Haratischwilis Schreibstil ist stets sensibel und kraftvoll zugleich. Sie schafft es, die Schönheit und den Schmerz ihrer Figuren in Worte zu kleiden, die nachhallen. Ihre Sprache ist sehr bildhaft und rührt zu tiefen Emotionen an. Der künstlerische Elan, mit dem sie sich ihrem Schaffen hingibt, und die tiefe Verbundenheit zu ihren Figuren und ihrer Heimat Georgien, sind ihrem Werk durchweg anzumerken.

Haratischwilis Arbeit lässt sich durch die Intensität und den Detailreichtum auch als Liebeserklärung an Georgien verstehen.
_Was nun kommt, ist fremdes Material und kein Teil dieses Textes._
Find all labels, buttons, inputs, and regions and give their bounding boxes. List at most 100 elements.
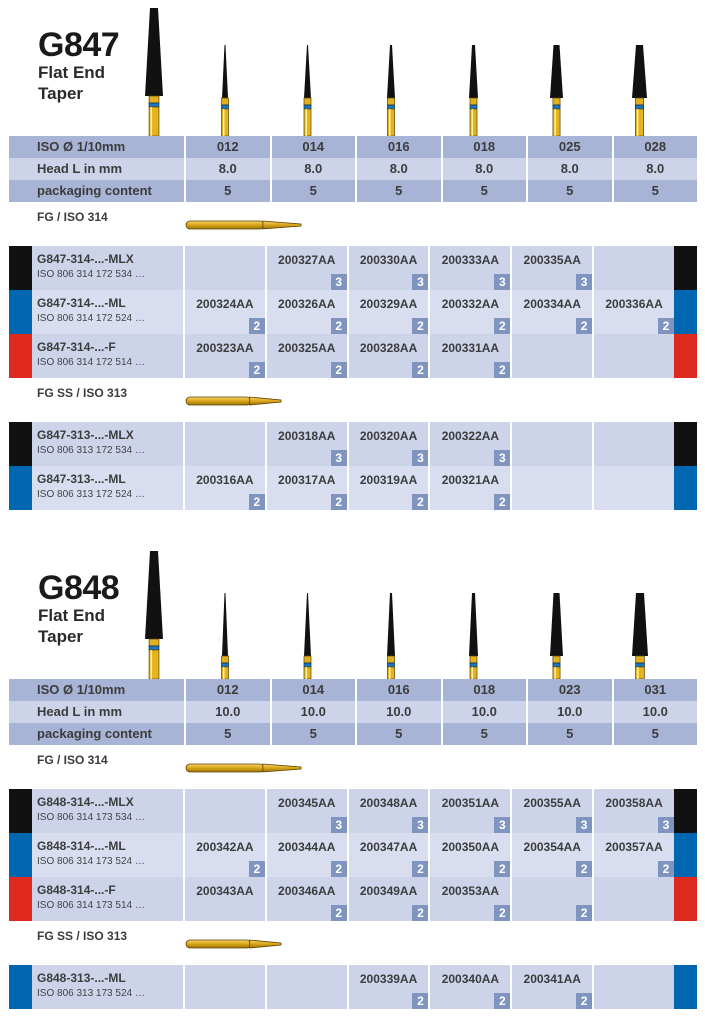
order-cell[interactable]: 200339AA 2 <box>346 965 429 1009</box>
order-cell[interactable]: 200318AA 3 <box>264 422 347 466</box>
spec-value: 025 <box>526 136 612 158</box>
order-cell[interactable]: 200346AA 2 <box>264 877 347 921</box>
order-number: 200358AA <box>605 796 663 810</box>
order-cell[interactable]: 200331AA 2 <box>428 334 511 378</box>
order-number: 200316AA <box>196 473 254 487</box>
article-name: G848-314-...-F ISO 806 314 173 514 … <box>32 877 183 921</box>
order-cell[interactable]: 200343AA <box>183 877 265 921</box>
order-cell[interactable]: 200348AA 3 <box>346 789 429 833</box>
quantity-badge: 2 <box>494 993 511 1009</box>
coating-black-stripe <box>673 422 697 466</box>
quantity-badge: 2 <box>330 318 347 334</box>
order-cell[interactable]: 200340AA 2 <box>428 965 511 1009</box>
spec-value: 5 <box>526 180 612 202</box>
packaging-row: packaging content 5 5 5 5 5 5 <box>9 180 697 202</box>
large-bur-illustration-icon <box>145 551 163 679</box>
order-cell[interactable]: 200344AA 2 <box>264 833 347 877</box>
coating-blue-stripe <box>673 965 697 1009</box>
order-cell[interactable]: 200327AA 3 <box>264 246 347 290</box>
quantity-badge: 3 <box>412 274 429 290</box>
order-cell[interactable]: 200316AA 2 <box>183 466 265 510</box>
order-cell[interactable]: 200345AA 3 <box>264 789 347 833</box>
order-cell[interactable]: 200347AA 2 <box>346 833 429 877</box>
order-cell[interactable]: 200328AA 2 <box>346 334 429 378</box>
order-number: 200318AA <box>278 429 336 443</box>
order-cell[interactable]: 200335AA 3 <box>510 246 593 290</box>
order-cell[interactable]: 200336AA 2 <box>592 290 674 334</box>
order-cell[interactable]: 200322AA 3 <box>428 422 511 466</box>
order-cell[interactable]: 200321AA 2 <box>428 466 511 510</box>
row-label: Head L in mm <box>37 161 123 176</box>
order-cell[interactable]: 200353AA 2 <box>428 877 511 921</box>
article-name: G848-313-...-ML ISO 806 313 173 524 … <box>32 965 183 1009</box>
order-cell[interactable]: 200354AA 2 <box>510 833 593 877</box>
spec-value: 028 <box>611 136 698 158</box>
quantity-badge: 2 <box>412 318 429 334</box>
quantity-badge: 2 <box>412 905 429 921</box>
coating-black-stripe <box>9 789 32 833</box>
spec-value: 10.0 <box>184 701 270 723</box>
spec-value: 5 <box>184 723 270 745</box>
iso-row: ISO Ø 1/10mm 012 014 016 018 025 028 <box>9 136 697 158</box>
order-cell[interactable]: 200351AA 3 <box>428 789 511 833</box>
spec-value: 5 <box>184 180 270 202</box>
bur-illustration-icon <box>550 593 563 679</box>
bur-illustration-icon <box>220 593 229 679</box>
spec-value: 5 <box>611 723 698 745</box>
article-code: G848-313-...-ML <box>37 971 126 985</box>
quantity-badge: 2 <box>657 861 674 877</box>
iso-row: ISO Ø 1/10mm 012 014 016 018 023 031 <box>9 679 697 701</box>
quantity-badge: 2 <box>494 318 511 334</box>
order-number: 200331AA <box>441 341 500 355</box>
order-cell <box>592 965 674 1009</box>
order-cell[interactable]: 200334AA 2 <box>510 290 593 334</box>
order-cell[interactable]: 200341AA 2 <box>510 965 593 1009</box>
order-number: 200326AA <box>278 297 336 311</box>
order-cell <box>183 246 265 290</box>
bur-illustration-icon <box>303 593 312 679</box>
quantity-badge: 3 <box>330 817 347 833</box>
quantity-badge: 2 <box>412 861 429 877</box>
spec-value: 8.0 <box>184 158 270 180</box>
order-cell[interactable]: 200317AA 2 <box>264 466 347 510</box>
order-cell[interactable]: 200326AA 2 <box>264 290 347 334</box>
order-cell[interactable]: 200355AA 3 <box>510 789 593 833</box>
order-cell[interactable]: 200350AA 2 <box>428 833 511 877</box>
order-number: 200336AA <box>605 297 663 311</box>
order-cell[interactable]: 200319AA 2 <box>346 466 429 510</box>
order-cell[interactable]: 200332AA 2 <box>428 290 511 334</box>
quantity-badge: 3 <box>494 274 511 290</box>
order-cell[interactable]: 200329AA 2 <box>346 290 429 334</box>
order-cell[interactable]: 200357AA 2 <box>592 833 674 877</box>
order-number: 200346AA <box>278 884 336 898</box>
article-code: G848-314-...-F <box>37 883 116 897</box>
order-cell[interactable]: 200349AA 2 <box>346 877 429 921</box>
order-row: G847-313-...-ML ISO 806 313 172 524 … 2003… <box>9 466 697 510</box>
article-name: G847-313-...-MLX ISO 806 313 172 534 … <box>32 422 183 466</box>
order-cell <box>183 789 265 833</box>
quantity-badge: 2 <box>576 905 593 921</box>
order-cell[interactable]: 200333AA 3 <box>428 246 511 290</box>
row-label: ISO Ø 1/10mm <box>37 682 126 697</box>
order-cell[interactable]: 200325AA 2 <box>264 334 347 378</box>
order-row: G847-314-...-ML ISO 806 314 172 524 … 2003… <box>9 290 697 334</box>
order-cell[interactable]: 200342AA 2 <box>183 833 265 877</box>
quantity-badge: 2 <box>494 494 511 510</box>
article-name: G848-314-...-MLX ISO 806 314 173 534 … <box>32 789 183 833</box>
spec-value: 8.0 <box>355 158 441 180</box>
spec-value: 5 <box>269 180 356 202</box>
order-cell[interactable]: 200320AA 3 <box>346 422 429 466</box>
order-number: 200328AA <box>359 341 418 355</box>
article-code: G847-314-...-ML <box>37 296 126 310</box>
spec-value: 018 <box>440 136 527 158</box>
order-cell[interactable]: 200330AA 3 <box>346 246 429 290</box>
shank-illustration-icon <box>185 220 302 230</box>
order-cell[interactable]: 200323AA 2 <box>183 334 265 378</box>
order-cell[interactable]: 200324AA 2 <box>183 290 265 334</box>
spec-value: 10.0 <box>269 701 356 723</box>
bur-illustration-icon <box>550 45 563 136</box>
order-cell[interactable]: 200358AA 3 <box>592 789 674 833</box>
spec-value: 10.0 <box>526 701 612 723</box>
spec-value: 016 <box>355 679 441 701</box>
spec-value: 5 <box>611 180 698 202</box>
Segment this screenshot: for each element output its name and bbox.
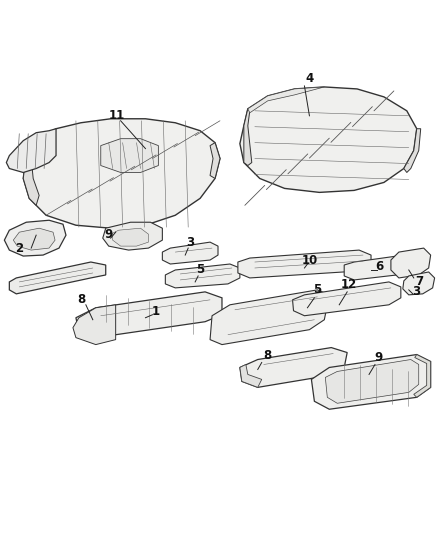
Text: 6: 6 [375, 260, 383, 272]
Polygon shape [76, 292, 222, 337]
Text: 12: 12 [341, 278, 357, 292]
Polygon shape [248, 87, 324, 113]
Polygon shape [103, 222, 162, 250]
Polygon shape [240, 87, 417, 192]
Polygon shape [240, 365, 262, 387]
Polygon shape [101, 139, 159, 173]
Polygon shape [113, 228, 148, 246]
Polygon shape [210, 290, 329, 345]
Text: 11: 11 [109, 109, 125, 122]
Circle shape [24, 233, 34, 243]
Text: 1: 1 [152, 305, 159, 318]
Text: 5: 5 [313, 284, 321, 296]
Polygon shape [165, 264, 240, 288]
Text: 7: 7 [416, 276, 424, 288]
Polygon shape [414, 354, 431, 397]
Polygon shape [391, 248, 431, 278]
Polygon shape [325, 360, 419, 403]
Text: 4: 4 [305, 72, 314, 85]
Polygon shape [238, 250, 371, 278]
Polygon shape [162, 242, 218, 264]
Text: 9: 9 [375, 351, 383, 364]
Text: 3: 3 [186, 236, 194, 248]
Polygon shape [73, 305, 116, 345]
Polygon shape [13, 228, 55, 250]
Polygon shape [4, 220, 66, 256]
Polygon shape [240, 348, 347, 387]
Text: 8: 8 [77, 293, 85, 306]
Text: 2: 2 [15, 241, 23, 255]
Polygon shape [244, 109, 252, 166]
Polygon shape [23, 156, 39, 205]
Polygon shape [293, 282, 401, 316]
Polygon shape [404, 129, 421, 173]
Polygon shape [210, 143, 220, 179]
Polygon shape [7, 129, 56, 173]
Text: 5: 5 [196, 263, 204, 277]
Circle shape [39, 236, 47, 244]
Polygon shape [9, 262, 106, 294]
Polygon shape [344, 256, 407, 280]
Polygon shape [311, 354, 431, 409]
Polygon shape [403, 272, 434, 295]
Text: 8: 8 [264, 349, 272, 362]
Text: 9: 9 [105, 228, 113, 241]
Text: 10: 10 [301, 254, 318, 266]
Text: 3: 3 [413, 285, 421, 298]
Polygon shape [23, 119, 220, 228]
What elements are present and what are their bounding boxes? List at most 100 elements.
Ein Land, das auch heute noch durch viele Krisen geht und sich immer wieder neu finden muss, aber dennoch eine tiefe kulturelle Geschichte besitzt.

Mit ihrer Arbeit als renommierte Theaterregisseurin wie auch als Autorin schafft und zeigt Haratischwili eindrucksvolle Geschichten, die ihre eigenen Erfahrungen und das kulturelle Erbe ihres Landes auf eindrucksvolle Weise darstellen und die sicher auch über Generationen hinweg überdauern.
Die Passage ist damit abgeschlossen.